5. Il ressort des pièces du dossier qu’en réponse à la demande de régularisation sur le fondement de l’article R. 600-1 du code de l’urbanisme, qui a été adressée à son conseil, par le greffe de la cour administrative d’appel le 11 mars 2026, par le biais de l’application Télérecours et dont celui-ci a accusé réception le 17 mars 2026, Mme A… n’a produit que des pièces justifiant de la notification faite les 27 et 28 juillet 2022 au SDIS 47 et à la commune de Nérac, mais n’a pas justifié des notifications de sa requête d’appel introduite le 14 novembre 2025. Dans ces conditions, et alors que l’appelante ne soutient ni n’allègue que l’affichage du permis de construire n’aurait pas été conforme aux prescriptions en vigueur alors qu’elle a d’ailleurs exercé un recours gracieux et un recours contentieux contre l’arrêté litigieux devant le tribunal administratif de Bordeaux manifestant qu’elle avait acquis la connaissance de ce permis de construire et n’ignorait ni le nom du bénéficiaire du permis de construire, ni celui de la commune, auxquels elle avait d’ailleurs notifié sa requête devant le tribunal administratif, les conclusions d’appel présentées par Mme A… sont manifestement irrecevables. Dès lors, sa requête doit être rejetée par application des dispositions précitées du 4° de l’article R. 222-1 du code de justice administrative, en toutes ses conclusions.
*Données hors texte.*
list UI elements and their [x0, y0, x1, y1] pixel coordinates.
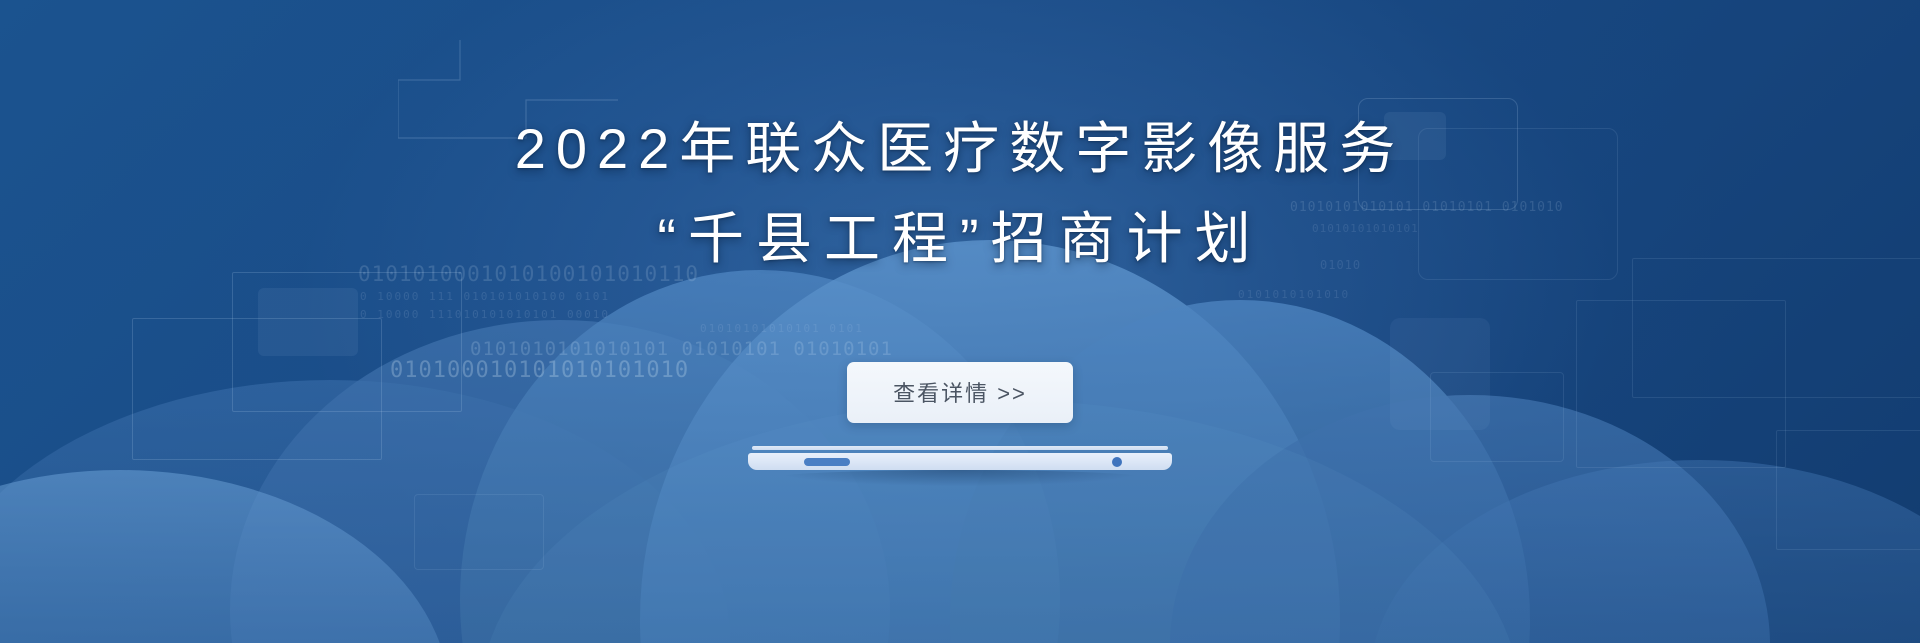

6. Dans les circonstances de l’espèce, il n’y a pas lieu de faire droit aux conclusions présentées par la commune de Nérac et le SDIS 47 sur le fondement de l’article L 761-1 du code de justice administrative.
.
ORDONNE :
Article 1er :
La requête de Mme A… est rejetée.
Article 2 :
Les conclusions de la commune de Nérac et celles du SDIS 47 présentées sur le fondement de l’article L 761-1 du code de justice administrative sont rejetées.
Article 3 :
La présente ordonnance sera notifiée à Mme B… A…, au SDIS 47 et à la commune de Nérac.
Fait à Bordeaux, le 19 mai 2026.
La présidente de la 1ère chambre,
E. BALZAMO
La République mande et ordonne au préfet du Lot et Garonne en ce qui le concerne et à tous commissaires de justice à ce requis en ce qui concerne les voies de droit commun, contre les parties privées, de pourvoir à l’exécution de la présente décision.